Blanchard (2002) la toma como Palabra de Pase, a la que se responde, en los Rituales en inglés, «God and my right» Dios y mi derecho»).
Esta costumbre no nos parece feliz, pues estimula una lectura exotérica de la divisa bajo consideración.


v  El Tetragrama
Es «lo primero que se advierte al ingresar al Templo».
Según Rizzardo da Camino, en este grado el Tetragrama simboliza que “el Principio (Iod) de Vida (Hé) está en la propia Vida (Vau Hé)”.
Como es sabido, el valor numérico del Tetragrama es 10+5+6+10 = 26 = 8.
El número 8, con su forma ondulante que recuerda al caduceo y la Kundalini, representa el fluir, subiendo y bajando de la Energía Universal.


v  Las coronas
Según Jung, un sombrero o una corona representa un principio circular unificador, bajo cuya influencia se coloca toda la personalidad del que lo lleva.
En este grado se utilizan varias coronas, tanto la corona solar del Rey alquímico, como coronas simbólicas de roble y de ciprés.
De hecho, la Iniciación es a veces referida como una coronación.
En cualquier caso, la idea es demostrar la culminación (hipotética) del proceso de individuación: el surgimiento consciente del Sí-Mismo, el logro de una personalidad totalizada y unificada.
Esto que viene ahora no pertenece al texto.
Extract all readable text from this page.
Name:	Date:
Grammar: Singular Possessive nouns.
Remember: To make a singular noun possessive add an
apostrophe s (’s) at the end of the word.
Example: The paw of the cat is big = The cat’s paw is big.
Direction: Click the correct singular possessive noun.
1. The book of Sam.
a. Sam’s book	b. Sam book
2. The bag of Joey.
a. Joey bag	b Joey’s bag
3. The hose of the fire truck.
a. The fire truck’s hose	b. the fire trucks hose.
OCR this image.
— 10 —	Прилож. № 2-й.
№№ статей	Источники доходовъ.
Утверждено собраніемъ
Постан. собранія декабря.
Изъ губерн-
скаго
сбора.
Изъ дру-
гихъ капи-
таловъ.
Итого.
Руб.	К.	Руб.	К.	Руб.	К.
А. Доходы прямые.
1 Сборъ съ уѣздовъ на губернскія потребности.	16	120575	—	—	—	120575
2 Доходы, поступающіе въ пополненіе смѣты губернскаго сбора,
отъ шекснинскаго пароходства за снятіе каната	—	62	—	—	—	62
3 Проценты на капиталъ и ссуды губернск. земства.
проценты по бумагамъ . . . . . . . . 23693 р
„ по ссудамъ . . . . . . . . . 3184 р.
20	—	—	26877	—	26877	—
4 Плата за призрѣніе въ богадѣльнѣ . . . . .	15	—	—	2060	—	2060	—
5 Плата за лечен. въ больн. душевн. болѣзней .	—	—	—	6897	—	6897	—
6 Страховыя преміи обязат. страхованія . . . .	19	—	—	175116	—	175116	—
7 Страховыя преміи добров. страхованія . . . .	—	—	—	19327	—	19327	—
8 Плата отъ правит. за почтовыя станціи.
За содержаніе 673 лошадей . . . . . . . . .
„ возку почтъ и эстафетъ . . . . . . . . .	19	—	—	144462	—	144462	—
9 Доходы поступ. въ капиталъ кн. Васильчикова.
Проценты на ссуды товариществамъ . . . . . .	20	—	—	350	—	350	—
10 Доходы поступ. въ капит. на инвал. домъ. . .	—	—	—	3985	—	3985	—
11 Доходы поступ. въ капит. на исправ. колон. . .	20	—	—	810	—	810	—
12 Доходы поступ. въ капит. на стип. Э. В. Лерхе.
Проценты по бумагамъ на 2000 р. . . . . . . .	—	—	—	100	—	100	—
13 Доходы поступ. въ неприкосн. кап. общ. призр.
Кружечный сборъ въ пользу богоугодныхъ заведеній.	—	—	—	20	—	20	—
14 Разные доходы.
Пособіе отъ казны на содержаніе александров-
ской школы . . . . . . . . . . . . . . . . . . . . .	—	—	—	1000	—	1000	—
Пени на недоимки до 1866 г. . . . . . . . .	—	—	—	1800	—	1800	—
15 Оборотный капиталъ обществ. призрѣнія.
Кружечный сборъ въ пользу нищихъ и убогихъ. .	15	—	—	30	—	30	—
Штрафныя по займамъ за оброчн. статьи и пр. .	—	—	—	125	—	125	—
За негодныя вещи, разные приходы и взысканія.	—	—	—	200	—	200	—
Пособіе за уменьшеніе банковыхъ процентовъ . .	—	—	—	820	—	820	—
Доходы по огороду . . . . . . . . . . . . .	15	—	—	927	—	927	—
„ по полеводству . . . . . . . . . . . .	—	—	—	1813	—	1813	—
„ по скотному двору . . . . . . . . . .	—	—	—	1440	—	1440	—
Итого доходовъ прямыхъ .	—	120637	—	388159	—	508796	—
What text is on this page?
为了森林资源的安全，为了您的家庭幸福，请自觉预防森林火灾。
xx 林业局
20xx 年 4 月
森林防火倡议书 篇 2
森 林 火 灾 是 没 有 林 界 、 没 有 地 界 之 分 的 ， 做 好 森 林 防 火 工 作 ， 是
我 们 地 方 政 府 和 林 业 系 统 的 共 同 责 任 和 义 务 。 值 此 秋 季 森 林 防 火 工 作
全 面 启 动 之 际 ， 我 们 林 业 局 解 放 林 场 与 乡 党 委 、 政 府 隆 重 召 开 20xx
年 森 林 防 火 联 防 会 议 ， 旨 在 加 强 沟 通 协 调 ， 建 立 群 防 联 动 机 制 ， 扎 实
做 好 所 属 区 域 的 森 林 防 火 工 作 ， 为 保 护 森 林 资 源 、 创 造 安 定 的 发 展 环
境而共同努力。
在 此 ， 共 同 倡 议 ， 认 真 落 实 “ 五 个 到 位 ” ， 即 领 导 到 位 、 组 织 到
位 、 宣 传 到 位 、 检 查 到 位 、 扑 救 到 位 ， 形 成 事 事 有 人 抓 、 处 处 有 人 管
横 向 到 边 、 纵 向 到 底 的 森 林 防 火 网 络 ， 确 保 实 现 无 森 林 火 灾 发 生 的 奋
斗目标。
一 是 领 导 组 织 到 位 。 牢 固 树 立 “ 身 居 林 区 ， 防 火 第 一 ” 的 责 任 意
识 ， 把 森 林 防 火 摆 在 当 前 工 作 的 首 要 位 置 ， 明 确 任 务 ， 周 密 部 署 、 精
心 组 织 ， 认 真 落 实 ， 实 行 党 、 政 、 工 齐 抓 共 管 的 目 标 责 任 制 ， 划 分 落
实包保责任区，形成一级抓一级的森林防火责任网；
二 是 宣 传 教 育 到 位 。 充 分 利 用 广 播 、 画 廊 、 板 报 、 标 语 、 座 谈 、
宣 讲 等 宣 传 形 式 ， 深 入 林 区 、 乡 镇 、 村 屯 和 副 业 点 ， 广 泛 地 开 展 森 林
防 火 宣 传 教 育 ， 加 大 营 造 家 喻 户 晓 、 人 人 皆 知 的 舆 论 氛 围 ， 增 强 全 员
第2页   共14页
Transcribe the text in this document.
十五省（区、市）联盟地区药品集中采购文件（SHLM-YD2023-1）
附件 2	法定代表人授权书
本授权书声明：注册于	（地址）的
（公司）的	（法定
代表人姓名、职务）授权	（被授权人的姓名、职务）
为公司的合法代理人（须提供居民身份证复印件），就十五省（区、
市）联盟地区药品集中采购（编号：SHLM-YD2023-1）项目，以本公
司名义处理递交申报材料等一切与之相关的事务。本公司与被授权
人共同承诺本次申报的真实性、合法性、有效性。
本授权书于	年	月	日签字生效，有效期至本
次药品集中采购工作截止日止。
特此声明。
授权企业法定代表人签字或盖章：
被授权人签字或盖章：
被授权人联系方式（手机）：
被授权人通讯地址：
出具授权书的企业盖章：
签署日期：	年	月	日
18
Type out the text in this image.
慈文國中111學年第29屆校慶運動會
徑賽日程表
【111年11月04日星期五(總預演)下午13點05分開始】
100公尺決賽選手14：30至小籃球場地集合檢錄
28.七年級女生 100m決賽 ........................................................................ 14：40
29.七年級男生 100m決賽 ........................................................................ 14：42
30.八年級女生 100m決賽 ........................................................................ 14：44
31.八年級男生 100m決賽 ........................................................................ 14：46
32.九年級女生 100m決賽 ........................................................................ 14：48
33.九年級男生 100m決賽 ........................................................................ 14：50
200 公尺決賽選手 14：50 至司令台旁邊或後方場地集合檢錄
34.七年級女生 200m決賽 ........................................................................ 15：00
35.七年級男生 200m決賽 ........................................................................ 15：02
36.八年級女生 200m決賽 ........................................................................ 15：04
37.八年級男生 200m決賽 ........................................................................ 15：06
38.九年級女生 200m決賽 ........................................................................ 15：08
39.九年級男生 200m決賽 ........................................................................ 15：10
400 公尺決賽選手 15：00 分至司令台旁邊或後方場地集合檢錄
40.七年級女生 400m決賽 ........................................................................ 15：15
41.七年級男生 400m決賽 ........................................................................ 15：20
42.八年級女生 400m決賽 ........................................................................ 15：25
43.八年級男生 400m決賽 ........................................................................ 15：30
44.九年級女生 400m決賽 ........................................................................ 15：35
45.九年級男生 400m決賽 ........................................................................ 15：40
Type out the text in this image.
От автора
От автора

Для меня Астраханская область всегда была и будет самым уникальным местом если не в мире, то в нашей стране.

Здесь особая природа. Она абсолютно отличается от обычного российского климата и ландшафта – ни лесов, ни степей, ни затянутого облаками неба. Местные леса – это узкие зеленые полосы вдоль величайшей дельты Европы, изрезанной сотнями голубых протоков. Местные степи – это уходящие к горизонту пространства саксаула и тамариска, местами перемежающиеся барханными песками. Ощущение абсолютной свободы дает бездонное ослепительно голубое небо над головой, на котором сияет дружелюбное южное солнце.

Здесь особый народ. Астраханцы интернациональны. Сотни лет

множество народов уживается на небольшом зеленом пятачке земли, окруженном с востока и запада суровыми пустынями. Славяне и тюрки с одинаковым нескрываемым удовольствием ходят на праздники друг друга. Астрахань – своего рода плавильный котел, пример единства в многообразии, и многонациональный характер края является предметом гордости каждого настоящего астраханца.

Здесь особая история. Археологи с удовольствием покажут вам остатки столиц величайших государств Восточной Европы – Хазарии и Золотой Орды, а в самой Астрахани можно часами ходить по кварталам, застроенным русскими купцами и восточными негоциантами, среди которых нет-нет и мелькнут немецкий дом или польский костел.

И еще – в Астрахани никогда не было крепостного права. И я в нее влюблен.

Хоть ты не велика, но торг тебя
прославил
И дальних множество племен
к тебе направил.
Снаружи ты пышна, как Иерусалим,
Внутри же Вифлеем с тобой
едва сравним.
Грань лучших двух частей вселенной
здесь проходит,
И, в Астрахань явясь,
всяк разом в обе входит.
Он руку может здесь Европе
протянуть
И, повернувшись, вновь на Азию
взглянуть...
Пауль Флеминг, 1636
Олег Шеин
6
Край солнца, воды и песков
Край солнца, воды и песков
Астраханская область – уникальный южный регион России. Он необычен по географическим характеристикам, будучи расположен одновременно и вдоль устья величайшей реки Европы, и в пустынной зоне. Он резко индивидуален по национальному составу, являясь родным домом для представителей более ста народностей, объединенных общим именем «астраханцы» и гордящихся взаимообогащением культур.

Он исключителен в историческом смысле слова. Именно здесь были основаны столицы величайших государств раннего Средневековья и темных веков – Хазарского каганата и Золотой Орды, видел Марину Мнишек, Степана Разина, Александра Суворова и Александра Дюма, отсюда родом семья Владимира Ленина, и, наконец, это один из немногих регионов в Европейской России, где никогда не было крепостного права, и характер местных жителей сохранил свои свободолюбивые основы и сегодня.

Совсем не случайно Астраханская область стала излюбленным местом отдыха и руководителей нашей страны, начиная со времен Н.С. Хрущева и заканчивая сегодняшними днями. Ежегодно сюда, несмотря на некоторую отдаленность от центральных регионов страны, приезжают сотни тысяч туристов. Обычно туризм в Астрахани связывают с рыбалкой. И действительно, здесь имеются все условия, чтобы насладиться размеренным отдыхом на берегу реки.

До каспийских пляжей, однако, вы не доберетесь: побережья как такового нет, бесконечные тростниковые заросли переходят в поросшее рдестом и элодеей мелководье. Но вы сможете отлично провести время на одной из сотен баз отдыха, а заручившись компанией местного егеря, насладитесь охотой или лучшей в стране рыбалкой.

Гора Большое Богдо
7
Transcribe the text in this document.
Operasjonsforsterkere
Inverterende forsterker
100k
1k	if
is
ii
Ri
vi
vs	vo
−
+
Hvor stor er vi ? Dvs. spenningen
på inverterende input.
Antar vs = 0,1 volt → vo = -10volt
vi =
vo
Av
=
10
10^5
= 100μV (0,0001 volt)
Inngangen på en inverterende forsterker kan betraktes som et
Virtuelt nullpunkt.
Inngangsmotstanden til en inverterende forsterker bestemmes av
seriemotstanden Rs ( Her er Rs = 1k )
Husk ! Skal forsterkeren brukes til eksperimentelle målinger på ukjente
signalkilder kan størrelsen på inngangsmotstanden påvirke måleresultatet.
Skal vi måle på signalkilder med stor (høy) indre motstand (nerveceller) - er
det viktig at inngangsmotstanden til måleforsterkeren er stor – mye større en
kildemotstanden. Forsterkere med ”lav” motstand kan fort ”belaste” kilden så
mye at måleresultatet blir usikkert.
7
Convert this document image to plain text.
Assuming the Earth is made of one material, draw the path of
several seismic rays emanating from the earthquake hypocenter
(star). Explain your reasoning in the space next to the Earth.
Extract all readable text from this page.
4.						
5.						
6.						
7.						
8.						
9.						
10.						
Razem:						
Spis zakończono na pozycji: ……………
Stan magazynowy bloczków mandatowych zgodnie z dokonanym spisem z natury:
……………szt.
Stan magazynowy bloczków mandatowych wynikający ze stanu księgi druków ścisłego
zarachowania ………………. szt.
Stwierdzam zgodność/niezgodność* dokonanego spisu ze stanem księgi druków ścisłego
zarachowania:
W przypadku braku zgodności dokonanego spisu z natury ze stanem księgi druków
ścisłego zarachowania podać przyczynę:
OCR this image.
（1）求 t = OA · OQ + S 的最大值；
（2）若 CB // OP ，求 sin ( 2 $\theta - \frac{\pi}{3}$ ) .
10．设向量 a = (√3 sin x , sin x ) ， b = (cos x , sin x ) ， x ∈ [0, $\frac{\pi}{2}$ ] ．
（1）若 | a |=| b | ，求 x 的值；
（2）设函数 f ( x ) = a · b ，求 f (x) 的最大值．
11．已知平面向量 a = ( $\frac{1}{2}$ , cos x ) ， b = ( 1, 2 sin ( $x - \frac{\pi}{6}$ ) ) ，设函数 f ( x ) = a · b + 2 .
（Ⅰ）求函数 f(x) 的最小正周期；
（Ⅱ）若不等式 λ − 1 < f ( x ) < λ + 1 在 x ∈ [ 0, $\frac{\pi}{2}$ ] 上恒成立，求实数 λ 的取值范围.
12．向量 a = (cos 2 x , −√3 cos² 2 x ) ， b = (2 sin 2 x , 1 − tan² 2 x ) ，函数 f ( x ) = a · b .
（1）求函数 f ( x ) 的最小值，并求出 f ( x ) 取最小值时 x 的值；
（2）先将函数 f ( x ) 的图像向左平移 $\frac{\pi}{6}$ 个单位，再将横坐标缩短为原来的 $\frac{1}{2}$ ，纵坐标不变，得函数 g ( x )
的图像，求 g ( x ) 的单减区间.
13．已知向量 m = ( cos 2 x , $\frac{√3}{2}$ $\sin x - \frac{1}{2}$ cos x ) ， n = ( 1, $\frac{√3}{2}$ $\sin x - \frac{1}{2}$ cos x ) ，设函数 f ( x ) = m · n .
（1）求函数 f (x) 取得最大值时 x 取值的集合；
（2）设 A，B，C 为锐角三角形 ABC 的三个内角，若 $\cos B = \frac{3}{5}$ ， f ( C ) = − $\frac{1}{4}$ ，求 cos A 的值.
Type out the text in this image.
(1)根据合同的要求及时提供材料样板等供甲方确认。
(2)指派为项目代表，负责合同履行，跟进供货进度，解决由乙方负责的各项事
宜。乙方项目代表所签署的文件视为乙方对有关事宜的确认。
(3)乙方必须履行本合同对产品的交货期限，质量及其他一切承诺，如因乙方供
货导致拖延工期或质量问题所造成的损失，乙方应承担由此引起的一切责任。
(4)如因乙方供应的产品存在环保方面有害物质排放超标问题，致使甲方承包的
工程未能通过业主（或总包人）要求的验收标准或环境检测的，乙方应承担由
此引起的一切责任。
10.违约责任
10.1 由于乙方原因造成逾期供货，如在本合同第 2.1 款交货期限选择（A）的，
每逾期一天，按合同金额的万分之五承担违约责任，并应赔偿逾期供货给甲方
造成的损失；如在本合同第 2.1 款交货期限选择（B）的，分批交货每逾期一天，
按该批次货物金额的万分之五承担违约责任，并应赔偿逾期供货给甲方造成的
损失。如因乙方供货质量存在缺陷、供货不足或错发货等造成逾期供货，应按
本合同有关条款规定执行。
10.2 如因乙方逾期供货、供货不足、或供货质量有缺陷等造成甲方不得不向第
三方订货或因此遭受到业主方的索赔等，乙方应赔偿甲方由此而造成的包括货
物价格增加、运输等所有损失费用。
El águila del grado 33: el Águila Bicéfala, como su nombre lo indica, consta de dos cabezas, una dirigida hacia el este y la otra hacia el oeste, coronadas por un triángulo radiante en cuyo centro se encuentra el número 33.
En el simbolismo del Águila Bicéfala indica que una de sus cabezas mira hacia lo infinito del pasado, y la otra hacia lo infinito del futuro, mostrando con ello que el presente es apenas una fina línea de contacto entre dos eternidades.

En general, el águila de dos cabezas simboliza la SABIDURIA, una de las cabezas representa al PROGRESO, la otra al ORDEN.
Las alas desplegadas representan lo presto que han de hallarse los masones escoceses, para emprender la búsqueda constante de la VERDAD de cuyo conocimiento se encuentra tan precisada la Humanidad.
La espada que el águila sostiene entre sus garras, representa el PODER y el HONOR que son los atributos naturales que deben sostener los Soberanos Grandes Inspectores Generales de la Orden en su lucha por alcanzar la REDENCION HUMANA. A este respecto se dice que un Gran Inspector General de la Orden no deberá nunca desenvainar su espada sin una buena razón, y jamás envainarla sin honor.